Her opening line is "I am Jemma and I am immortal!" Jemma was honored yesterday in London, named the first place winner in the 16 and under category of the "Write Up Your Street" competition. Jemma is a native of London and moved to Houston about a year ago with her family. Her father took the position of technical director of Houston Grand Opera.
"Written words are for me the glue which keeps my existence held fast in a semblance of stability," she writes. "Without words, it would all come crashing round my ears, turning bright sunshine into darkest night. Poetry fills my soul with delightful hues of life's momentary escapes into bliss, and torment. Language is my paint and my keyboard is my brush."
"My heartbeat is written on a stave, with crescendos and diminuendos, tacit bars and heart-stopping glissandos, But my breath is the libretto, with such glorious poetry and anarchic rhyme that I can't make sense of it at all."
Jemma is a 10 year old fifth-grader. She was born not breathing and spent the first six weeks of life in intensive care. At age one, Jemma was diagnosed with cerebral palsy. The disease affects muscle control.
Jemma wasn't able to attend the ceremony honoring her writing but did videotape an acceptance speech - her voice was synthesized by a computer. She types words by using a xylophone stick.
She attends a public school in the Houston Independent School District, Mark Twain Elementary, a magnet school highlighting a literary development program. Her teacher, Pansy Gee, says, "She wows me."
A contest judge said, "Jemma Leech's winning entry...stunned us all with its imagery, craft and finesse." It was an essay describing a winter scene near her home in London.
At the age of five, Jemma was able to expand on her ability to communicate, previously limited to tapping out codes for "yes" and "no", by beginning to spell using flashcards, typing out poems on the computer keyboard.
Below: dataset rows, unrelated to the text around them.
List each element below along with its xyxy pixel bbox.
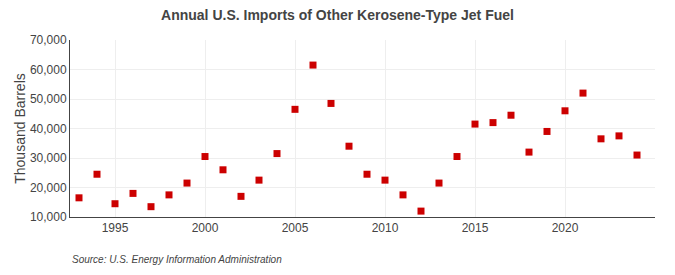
svg-text:60,000: 60,000 [30,63,67,77]
svg-text:30,000: 30,000 [30,151,67,165]
svg-text:70,000: 70,000 [30,33,67,47]
svg-text:2000: 2000 [192,221,219,235]
svg-text:Annual U.S. Imports of Other K: Annual U.S. Imports of Other Kerosene-Ty… [161,7,514,23]
svg-text:2010: 2010 [372,221,399,235]
svg-text:40,000: 40,000 [30,122,67,136]
svg-text:Source: U.S. Energy Informatio: Source: U.S. Energy Information Administ… [72,254,282,265]
svg-text:Thousand Barrels: Thousand Barrels [12,73,28,184]
svg-text:2015: 2015 [462,221,489,235]
svg-text:2005: 2005 [282,221,309,235]
svg-text:2020: 2020 [552,221,579,235]
svg-text:20,000: 20,000 [30,181,67,195]
svg-text:10,000: 10,000 [30,210,67,224]
svg-text:50,000: 50,000 [30,92,67,106]
svg-text:1995: 1995 [102,221,129,235]
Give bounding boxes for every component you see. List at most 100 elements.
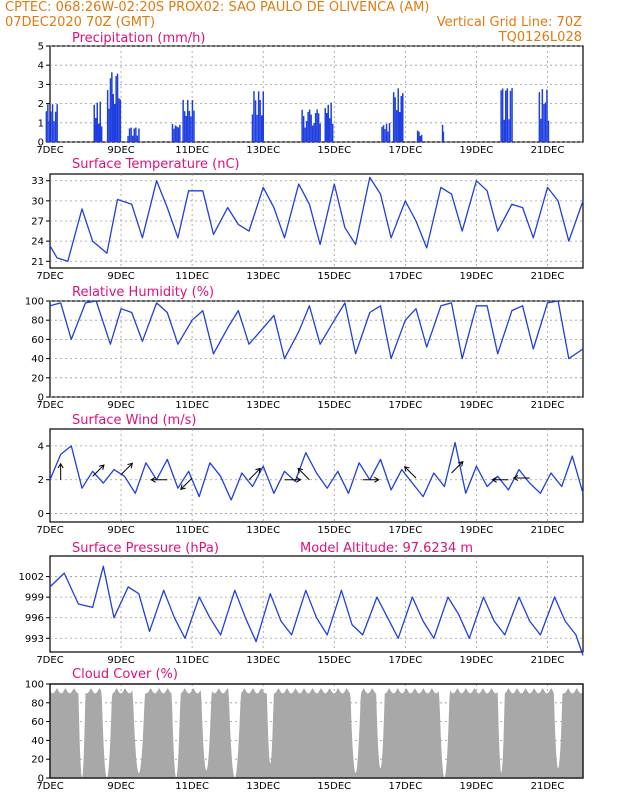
- pressure-title: Surface Pressure (hPa): [72, 541, 219, 556]
- header-run-date: 07DEC2020 70Z (GMT): [5, 15, 155, 30]
- precip-bar: [505, 90, 507, 142]
- precip-bar: [115, 76, 117, 142]
- y-tick-label: 20: [31, 755, 44, 766]
- x-tick-label: 21DEC: [531, 271, 565, 282]
- precip-bar: [387, 131, 389, 142]
- x-tick-label: 19DEC: [460, 781, 494, 792]
- x-tick-label: 15DEC: [317, 655, 351, 666]
- precip-bar: [501, 88, 504, 142]
- precip-bar: [191, 100, 194, 142]
- precip-bar: [135, 127, 137, 142]
- precip-bar: [307, 111, 309, 142]
- precip-bar: [51, 104, 54, 142]
- x-tick-label: 11DEC: [175, 525, 209, 536]
- wind-vector-arrow: [297, 467, 310, 481]
- precip-bar: [48, 121, 51, 142]
- x-tick-label: 19DEC: [460, 145, 494, 156]
- x-tick-label: 11DEC: [175, 781, 209, 792]
- x-tick-label: 7DEC: [36, 145, 63, 156]
- precip-bar: [174, 125, 177, 142]
- precip-bar: [385, 123, 388, 142]
- precip-bar: [251, 114, 254, 142]
- precip-bar: [259, 100, 261, 142]
- precip-bar: [313, 123, 315, 142]
- x-tick-label: 11DEC: [175, 271, 209, 282]
- precip-bar: [136, 135, 139, 142]
- cloud-cover-title: Cloud Cover (%): [72, 667, 178, 682]
- y-tick-label: 60: [31, 335, 44, 346]
- x-tick-label: 19DEC: [460, 525, 494, 536]
- precip-bar: [93, 104, 95, 142]
- y-tick-label: 2: [38, 99, 44, 110]
- precip-bar: [50, 111, 52, 142]
- precip-bar: [506, 88, 509, 142]
- precip-bar: [187, 99, 189, 142]
- precip-bar: [111, 72, 113, 142]
- y-tick-label: 33: [31, 176, 44, 187]
- y-tick-label: 993: [25, 634, 44, 645]
- x-tick-label: 13DEC: [246, 271, 280, 282]
- model-altitude-note: Model Altitude: 97.6234 m: [300, 541, 473, 556]
- precip-bar: [256, 114, 258, 142]
- precip-bar: [127, 135, 129, 142]
- precip-bar: [500, 90, 502, 142]
- precip-bar: [133, 128, 135, 142]
- precip-bar: [388, 123, 391, 142]
- panel-pressure: Surface Pressure (hPa) Model Altitude: 9…: [19, 541, 584, 666]
- precip-bar: [384, 129, 386, 142]
- precip-bar: [304, 127, 306, 142]
- y-tick-label: 0: [38, 774, 44, 785]
- x-tick-label: 17DEC: [388, 400, 422, 411]
- precip-bar: [96, 102, 98, 142]
- y-tick-label: 0: [38, 393, 44, 404]
- precip-bar: [538, 92, 541, 142]
- x-tick-label: 9DEC: [107, 655, 134, 666]
- y-tick-label: 0: [38, 138, 44, 149]
- y-tick-label: 4: [38, 61, 44, 72]
- precip-bar: [47, 104, 49, 142]
- panel-wind: Surface Wind (m/s) 7DEC 9DEC 11DEC 13DEC 15D…: [36, 413, 584, 536]
- x-tick-label: 17DEC: [388, 145, 422, 156]
- precip-bar: [119, 99, 122, 142]
- precip-bar: [442, 131, 445, 142]
- precip-bar: [540, 118, 542, 142]
- y-tick-label: 80: [31, 316, 44, 327]
- wind-title: Surface Wind (m/s): [72, 413, 196, 428]
- humidity-title: Relative Humidity (%): [72, 285, 214, 300]
- precip-bar: [402, 93, 404, 142]
- wind-vector-arrow: [362, 476, 380, 483]
- precip-bar: [54, 111, 57, 142]
- plot-frame: [49, 555, 584, 653]
- x-tick-label: 17DEC: [388, 525, 422, 536]
- precip-bar: [108, 108, 110, 142]
- precip-bar: [397, 88, 399, 142]
- precip-bar: [173, 128, 175, 142]
- x-tick-label: 19DEC: [460, 400, 494, 411]
- x-tick-label: 7DEC: [36, 400, 63, 411]
- wind-vector-arrow: [512, 475, 530, 482]
- y-tick-label: 27: [31, 217, 44, 228]
- y-tick-label: 40: [31, 354, 44, 365]
- y-tick-label: 1: [38, 118, 44, 129]
- precip-bar: [45, 111, 48, 142]
- precip-bar: [308, 109, 311, 142]
- precip-bar: [257, 91, 260, 142]
- precip-bar: [330, 102, 332, 142]
- y-tick-label: 20: [31, 373, 44, 384]
- x-tick-label: 9DEC: [107, 781, 134, 792]
- precip-bar: [254, 100, 257, 142]
- precip-bar: [106, 90, 109, 142]
- x-tick-label: 11DEC: [175, 145, 209, 156]
- x-tick-label: 21DEC: [531, 525, 565, 536]
- x-tick-label: 13DEC: [246, 400, 280, 411]
- precip-bar: [301, 109, 303, 142]
- y-tick-label: 100: [25, 680, 44, 691]
- x-tick-label: 19DEC: [460, 655, 494, 666]
- y-tick-label: 60: [31, 717, 44, 728]
- x-tick-label: 7DEC: [36, 655, 63, 666]
- y-tick-label: 996: [25, 613, 44, 624]
- wind-vector-arrow: [180, 477, 193, 491]
- precip-bar: [394, 97, 396, 142]
- precip-bar: [392, 92, 395, 142]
Her mother said,"Poetry is one of her big things. She can write poems i a few words to say the same things that would take a few paragraphs. She has the power of language. She just loves and revels in words. I have to go to the dictionary."
Jemma's winning essay: "A Hawarden Grove Christmas"
I remember in London the winters were warm and wet. No snow or ice, just rainy gumboot-puddled walks in Brockwell Park, while the summer-packed paddling pool filled of its own accord with rainwater, autumn leaves and rainbows of crisp bags.
We disappeared in the secret garden underneath palisades of sleeping creeping clematis and wisteria, swapping the dry dark with the wet light as we trailed the paving maze to the fishpond at its heart.
Blackbirds waded in patches of newly dug earth, taking worms from the mud as an avocet might from a turning tide-bare beach. A robin called to me from the crumbling wall, saying 'spring will be here soon, believe me, believe me.' His red chest puffed out with pride as he sang me a song of love and fidelity. Flattery became him as I cried at his song, and he flew off knowing I'd believed in his truth. From the far end of the garden, I heard him begin his flirtation again with another open heart.
From the top of the hill in the park we had watched fireworks break out all across the city that Fifth of November, as if in domino from common to common. But on that Christmas Day the mist had come down, the park was an island and we were cut off from the mass of humanity beyond the mist. It was just me, my brother and sister, and our weary parents inhaling the fog like perfume on a cloud of silage steam grateful fro the relief it brought from the stench of London. That mist-bound land was our kingdom that day, and I was its princess, adorned with a crown of diamond drips and drops, soon dried by the warmth of our terraced palace on Hawarden Grove.
6 comments:
Karen, thank you for sharing that. An awesome story.
I googled her name and also read her autobiography essay. I can't believe it. It is just so beautiful.
Thank you for sharing her words, Karen, and her story.
That is absolutely AMAZING writing, Karen! Thanks for sharing that, indeed. AMAZING child.
Godly gifts...
there aren't enough words....z
Man, you know whenever you feel down and blue and well, feeling sorry for yourself, it really helps to see how someone with none of the blessings and benefits that we have had all our lives - just flat out makes the most of life.
What a great story Karen. Thanks for sharing!
Wow, amazing kid.
I'm impressed by her accomplishments, but also more glad than ever that my kids haven't got any disabilities. Life can be hard enough without that.
she has an incredible depth and talent for such a young person. But I guess the hardships some kids deal with age them faster.